More precisely, the approximation above means "up to terms of order $\partial_a \mathcal{A}_b$ and $\partial_a \phi$".  All the terms in the second set of square brackets in (1) above will contain one derivative of either $\phi$ or $\mathcal{A}_a$, and the terms in the third set of square brackets will contain two such derivatives.  This implies that the leading order quantity in (1), $- (\partial_a S) (\partial^a S) + i \Box S $, will be of the same order as the derivatives of $\phi$ and $\mathcal{A}_a$.
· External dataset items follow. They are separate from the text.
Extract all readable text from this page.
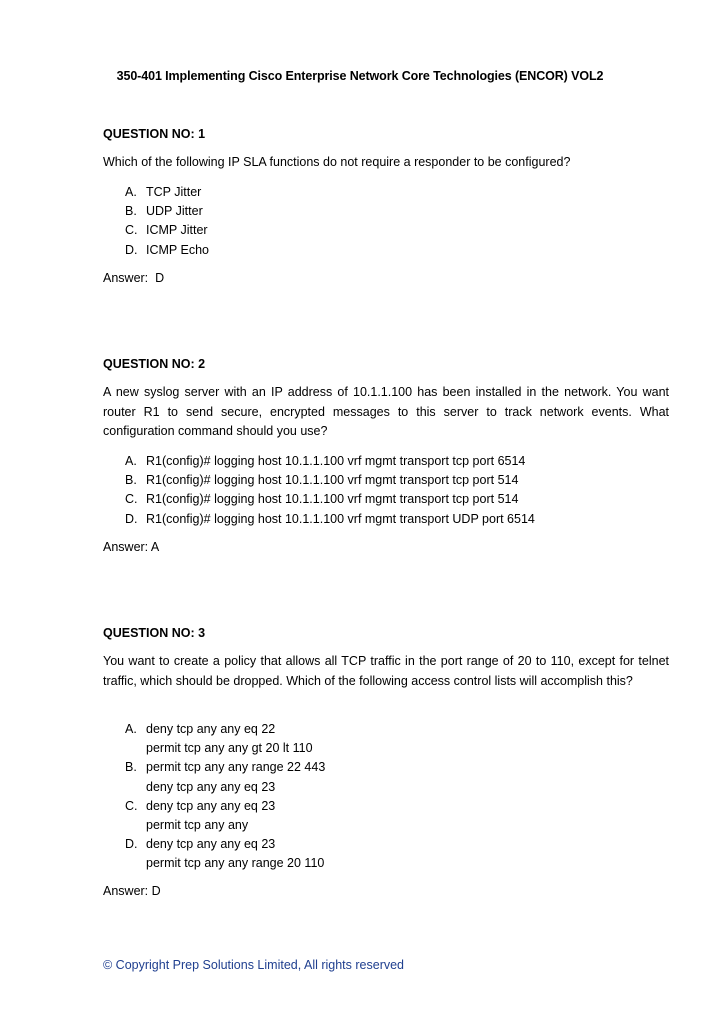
350-401 Implementing Cisco Enterprise Network Core Technologies (ENCOR) VOL2
QUESTION NO: 1
Which of the following IP SLA functions do not require a responder to be configured?
A. TCP Jitter
B. UDP Jitter
C. ICMP Jitter
D. ICMP Echo
Answer:  D
QUESTION NO: 2
A new syslog server with an IP address of 10.1.1.100 has been installed in the network. You want router R1 to send secure, encrypted messages to this server to track network events. What configuration command should you use?
A. R1(config)# logging host 10.1.1.100 vrf mgmt transport tcp port 6514
B. R1(config)# logging host 10.1.1.100 vrf mgmt transport tcp port 514
C. R1(config)# logging host 10.1.1.100 vrf mgmt transport tcp port 514
D. R1(config)# logging host 10.1.1.100 vrf mgmt transport UDP port 6514
Answer: A
QUESTION NO: 3
You want to create a policy that allows all TCP traffic in the port range of 20 to 110, except for telnet traffic, which should be dropped. Which of the following access control lists will accomplish this?
A. deny tcp any any eq 22
permit tcp any any gt 20 lt 110
B. permit tcp any any range 22 443
deny tcp any any eq 23
C. deny tcp any any eq 23
permit tcp any any
D. deny tcp any any eq 23
permit tcp any any range 20 110
Answer: D
© Copyright Prep Solutions Limited, All rights reserved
If this seems suspicious, note that we have to make the same approximation when we try to use Maxwell's equations to prove that light rays follow null geodesics in curved spacetime—which is hopefully a non-controversial statement.  To prove this, we have to work in the limit that the curvature scale of the spacetime is much greater than the wavelength of the light (see, for example, §4.3 of Wald's General Relativity.)  Or, to put it another way, the derivatives of the metric and of the polarization & amplitude of the light must be small compared to the derivative of the phase — just like we needed to assume that the derivative of $\phi$ and $\mathcal{A}_a$ had to be "small" here.